Hebron's Jews mark 1929 massacre



Some 1,000 people gathered in Hebron on Thursday afternoon at a ceremony commemorating 75 years since the 1929 Hebron massacre. Sixty-seven Jews were killed and 70 wounded in the surprise attack by Arabs.


Knesset Speaker Ruby Rivlin gave a moving speech in which he referred both to the victims then and to the recent victims of Arab terror in that community.


"It has been 75 years since the massacre, and yet the voices of our brothers still call out to us from the holy earth, our beloved earth of the field of Machpela, which was bought from the Hittites and paid for with silver. This is the earth that has buried Adam and Eve, Abraham and Sarah, Isaac and Rebecca, and Jacob and Leah, and has been witness to the treachery and murder of the Ishmaelites."


Hebron housed a thriving community of 800 Jews in 1929. Although the Grand Mufti of Jerusalem, Haj Amin al-Husseini, had been inciting to violence that August, the Jews of Hebron trusted the good relationships they had with their Arab neighbors.

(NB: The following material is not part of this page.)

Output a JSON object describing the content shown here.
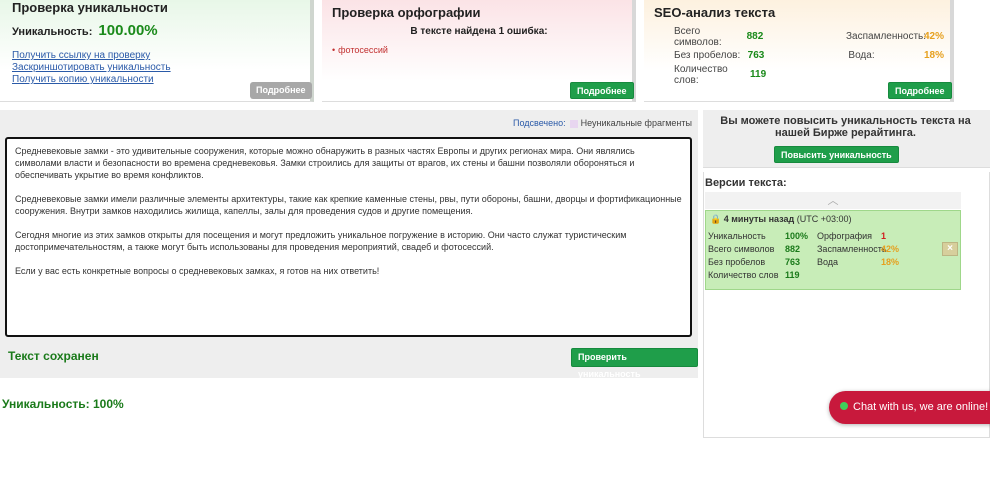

When four members of the Hagana arrived in Hebron on Thursday, August 22, offering the community weapons with which to defend itself against a probable attack, the community refused, saying that this would only cause more trouble. The next day, the massacre began and carried on until the end of Shabbat.


After the massacre the survivors were kept, for three days, in the basement of the British police station, with neither food nor water, and were then expelled from the city. In 1931, Jews moved back to Hebron, only to be expelled again in 1936, when, a week after Pessah, British policemen made the rounds of the homes of the members of the community in the middle of the night and told the Jews to leave once again.


In 1967, Jews returned to Hebron. The community once more numbers some 800 today, comprising 83 families, including 300 children, and 300 yeshiva students at Yeshivat Shavei Hebron.


David Wilder, spokesman for the Hebron Jewish community, said he hopes and prays that the government will have learned the lessons of the past and apply them to the present political situation.


"It is a very important event that the fact of what happened here 75 years ago is being officially recognized by the state of Israel," said Wilder. "We cannot give the Arabs a prize for terror."


Shlomo Slonim, a member of the family in which both parents, Elazar Dan Slonim and his wife, and their five-year-old son Aharon were killed by Arabs, spoke as the representative of the families who have been the victims of terrorism in the city in recent years.


Relating the 1929 massacre to current events, Slonim said, "We must never trust the Arabs with our security."


Although the community of Hebron holds an annual memorial day for the victims of the 1929 massacre, the last official memorial ceremony by the government was held 25 years ago.